As I've already talked about
Team Fortress 2 and
Portal in earlier LJ posts (linked to just now), and I reviewed (and commented on) Half-Life 2 in multiple posts (
here,
here and
here) when it first came out, this review of The Orange Box will mostly concentrate on Half-Life 2:Episodes One and Two, and Peggle Extreme.
Half-Life 2: Episodes One and Two
I can't actually remember much about Episode One, other than that it had a highly enjoyable first part with the Super Gravity Gun, and a rather annoying part with lots of attacking Zombies in the dark. As I can remember most of the original Half-Life 2, this leads me to believe that Episode One was either really short, or very unmemorable.
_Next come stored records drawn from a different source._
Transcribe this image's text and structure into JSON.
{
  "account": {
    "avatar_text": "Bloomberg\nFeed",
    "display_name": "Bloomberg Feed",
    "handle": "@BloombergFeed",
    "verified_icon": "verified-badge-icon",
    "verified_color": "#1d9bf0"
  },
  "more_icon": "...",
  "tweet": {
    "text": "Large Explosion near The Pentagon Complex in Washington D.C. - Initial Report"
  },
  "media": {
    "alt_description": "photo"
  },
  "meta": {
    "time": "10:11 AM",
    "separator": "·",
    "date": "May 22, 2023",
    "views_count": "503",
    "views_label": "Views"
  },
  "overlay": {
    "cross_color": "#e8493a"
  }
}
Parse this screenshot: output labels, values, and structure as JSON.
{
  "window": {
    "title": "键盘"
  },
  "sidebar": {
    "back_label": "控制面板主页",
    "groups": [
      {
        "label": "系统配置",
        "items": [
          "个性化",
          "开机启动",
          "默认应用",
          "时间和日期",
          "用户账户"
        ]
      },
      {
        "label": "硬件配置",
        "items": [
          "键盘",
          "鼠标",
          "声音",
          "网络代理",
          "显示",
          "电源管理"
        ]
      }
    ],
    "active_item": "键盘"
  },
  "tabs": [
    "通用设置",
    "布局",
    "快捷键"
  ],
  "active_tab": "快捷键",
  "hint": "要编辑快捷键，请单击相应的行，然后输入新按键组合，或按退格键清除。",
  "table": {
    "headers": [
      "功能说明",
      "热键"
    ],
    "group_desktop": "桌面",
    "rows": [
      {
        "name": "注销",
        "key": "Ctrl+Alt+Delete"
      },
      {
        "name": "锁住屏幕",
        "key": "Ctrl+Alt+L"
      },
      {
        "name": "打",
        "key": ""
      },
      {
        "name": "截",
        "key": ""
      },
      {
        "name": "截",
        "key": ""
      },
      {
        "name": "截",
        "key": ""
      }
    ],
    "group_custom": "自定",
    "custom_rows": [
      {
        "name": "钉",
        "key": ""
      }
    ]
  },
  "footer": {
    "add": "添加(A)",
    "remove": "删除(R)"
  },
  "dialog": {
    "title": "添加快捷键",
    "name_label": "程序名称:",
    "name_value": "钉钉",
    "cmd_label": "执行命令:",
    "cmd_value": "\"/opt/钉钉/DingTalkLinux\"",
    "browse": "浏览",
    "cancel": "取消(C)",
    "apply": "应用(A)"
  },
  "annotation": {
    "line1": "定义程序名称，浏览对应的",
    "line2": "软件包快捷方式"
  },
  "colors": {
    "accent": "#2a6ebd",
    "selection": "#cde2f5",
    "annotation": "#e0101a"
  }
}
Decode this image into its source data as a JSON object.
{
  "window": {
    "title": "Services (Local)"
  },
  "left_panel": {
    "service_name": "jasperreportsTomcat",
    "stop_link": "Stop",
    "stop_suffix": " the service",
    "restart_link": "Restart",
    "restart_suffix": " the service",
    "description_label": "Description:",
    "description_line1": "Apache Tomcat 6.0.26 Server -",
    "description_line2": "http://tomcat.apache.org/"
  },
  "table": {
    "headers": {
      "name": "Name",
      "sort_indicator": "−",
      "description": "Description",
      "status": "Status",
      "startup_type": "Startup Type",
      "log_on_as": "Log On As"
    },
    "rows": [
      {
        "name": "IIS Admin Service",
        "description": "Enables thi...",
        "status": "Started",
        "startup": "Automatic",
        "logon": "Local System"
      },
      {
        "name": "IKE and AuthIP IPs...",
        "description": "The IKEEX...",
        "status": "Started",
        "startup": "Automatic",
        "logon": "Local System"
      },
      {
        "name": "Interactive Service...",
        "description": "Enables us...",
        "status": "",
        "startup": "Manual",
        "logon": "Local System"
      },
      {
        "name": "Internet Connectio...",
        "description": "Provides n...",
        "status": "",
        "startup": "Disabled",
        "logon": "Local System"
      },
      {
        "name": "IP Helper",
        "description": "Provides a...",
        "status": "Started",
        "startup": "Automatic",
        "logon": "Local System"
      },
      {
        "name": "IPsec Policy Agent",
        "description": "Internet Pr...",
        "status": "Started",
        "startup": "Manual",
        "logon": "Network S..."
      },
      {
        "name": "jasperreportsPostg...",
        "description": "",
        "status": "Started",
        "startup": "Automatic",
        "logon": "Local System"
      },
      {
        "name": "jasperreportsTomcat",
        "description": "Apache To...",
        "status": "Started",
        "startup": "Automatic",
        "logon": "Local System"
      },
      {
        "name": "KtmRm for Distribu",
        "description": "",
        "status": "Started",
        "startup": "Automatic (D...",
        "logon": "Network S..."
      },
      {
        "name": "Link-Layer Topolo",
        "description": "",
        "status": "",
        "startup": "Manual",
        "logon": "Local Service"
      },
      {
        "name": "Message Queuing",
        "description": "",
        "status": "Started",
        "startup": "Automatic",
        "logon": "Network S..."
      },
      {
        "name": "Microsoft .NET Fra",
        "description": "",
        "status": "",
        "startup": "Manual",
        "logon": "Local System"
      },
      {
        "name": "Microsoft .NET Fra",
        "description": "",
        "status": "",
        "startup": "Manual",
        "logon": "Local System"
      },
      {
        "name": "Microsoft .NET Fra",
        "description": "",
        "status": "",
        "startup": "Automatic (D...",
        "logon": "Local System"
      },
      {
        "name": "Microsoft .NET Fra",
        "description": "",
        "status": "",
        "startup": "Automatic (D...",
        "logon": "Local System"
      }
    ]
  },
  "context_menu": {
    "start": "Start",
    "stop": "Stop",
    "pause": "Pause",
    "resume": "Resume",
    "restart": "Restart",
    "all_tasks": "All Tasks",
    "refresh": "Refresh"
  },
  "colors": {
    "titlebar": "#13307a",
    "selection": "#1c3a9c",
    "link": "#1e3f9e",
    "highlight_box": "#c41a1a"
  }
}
Episode Two, of course, I've just finished, so I can remember a lot more about it. Like I vaguely remember Episode One being, it was very much a curate's egg.
Some of the acting and characterisation was pitch-perfect, and surprisingly strongly written. Not just the unexpectedly affecting ending, but the overall scripting and moments of humour. Speaking of which...
The Vortigaunts in Episode Two are both impressive (best fight sequence ever, versus the Antlion horde), and amusing. Actually, I'd have liked even more Vortigaunt presence in Episode Two and was disappointed that Uriah, for example, was a relatively brief cameo in the rushed seeming final section.
The Much Mooted Hunters were... mixed. While I'm impressed by their difficulty, and their cool look and weaponry, I also found them rather annoying to fight. Part of this is my own fault, of course-I'm a terrible shot with the physics-based projectiles that the Gravity Gun provides you with, and I tended to spend much more time missing Hunters and then being shot full of darts, or charged at, while I scrambled to pick up more ammunition than I did nailing them with their own primed-to-explode darts. And this was on Easy, too. Part of me holds a deep resentment that Valve gave Hunters partial immunity to shotgun blasts, too (they take 1/5 damage or something, from shotguns only), since that's my default weapon for most of HL2 and the Episodes.
I've come to the conclusion that the final battle against Hunter-escorted Striders was actually irritating for a combination of the difficulty I have killing Hunters and the pressure of the imposed time-limit on killing the Striders. With a much longer time-limit, or less Hunters, I think I'd have been able to relax a lot more and actually enjoy the experience.
On the opposite side of things, those which went on for Too Long, the Antlion tunnels sequence started out impressively different (and, I believe, impressively new, in that the roughly-cut flooring is a difficult thing to model in the Source Engine), but stayed a little past its welcome, even with the addition of the Vortigaunt companion.
The best bit of the game for me, though, was the assault on the Combine Gun Platform, just for the hordes of amusingly-on-fire Zombies and the bit with the unexpected Fast Zombie Torso. It also lasted just long enough for the experience to remain novel.
The driving, I was ambivalent about, especially since I immediately missed the pintle-mounted Gauss gun from the similar buggy in Half-Life 2 (and speaking of things I missed, how about the Antlion-assault sequence from the original-I'd love to have an army of Antlions to besiege Hunter packs with...), and because (while I didn't have the level of annoyance that
rimspace had) I did find it sometimes a little harder to handle than I expected, especially when trying to run Zombies (or Hunters) down without getting stuck on the environment. (Despite this, I managed to beat Dog in the race to White Forest...)
Overall, though, Episode Two was a lot more memorable than Episode One; perhaps a little more Plot, a little less Hunters and a (dare I say it) Aperture Science Handheld Portal Device would make Episode Three finally as near perfect as Team Fortress 2 and Portal...
Peggle Extreme
I think Peggle Extreme only comes with the Steam version of The Orange Box, but I'm not certain. In any case, its a special edition of
Peggle, a game which is sort of like
Pachinko except with considerably more over-the-top stylings. And Ode To Joy.
I can't possibly do justice to the addictive perfection of this game, so I'll pass you over to the guys at Rock Paper Shotgun, who made Peggle one of their
24 Top Games of the Year.
Ranking and expectations
It's interesting that the three games I've most enjoyed in The Orange Box have been those which have less plot structure (okay, so Portal has a plot, but the point is the puzzles and the character of GLaDOS, really). I think that this is related to the issue of expectation and unconscious goal-setting; Portal is clearly a "puzzle game", so I engaged with it on that level. Half-Life 2, and the Episodes, are very much "interactive stories"-albeit interspersed with plentiful action scenes-as such, I found things that "got in the way of the story" to be more annoying. Unfortunately, this included pacing issues such as the overlong Antlion section, and the climactic Strider Assault in Episode Two, which probably went a long way to my dislike of those parts.
Overall, three excellent games and three very-good games with flaws.
Roll on Portal 2 and Episode Three, eh?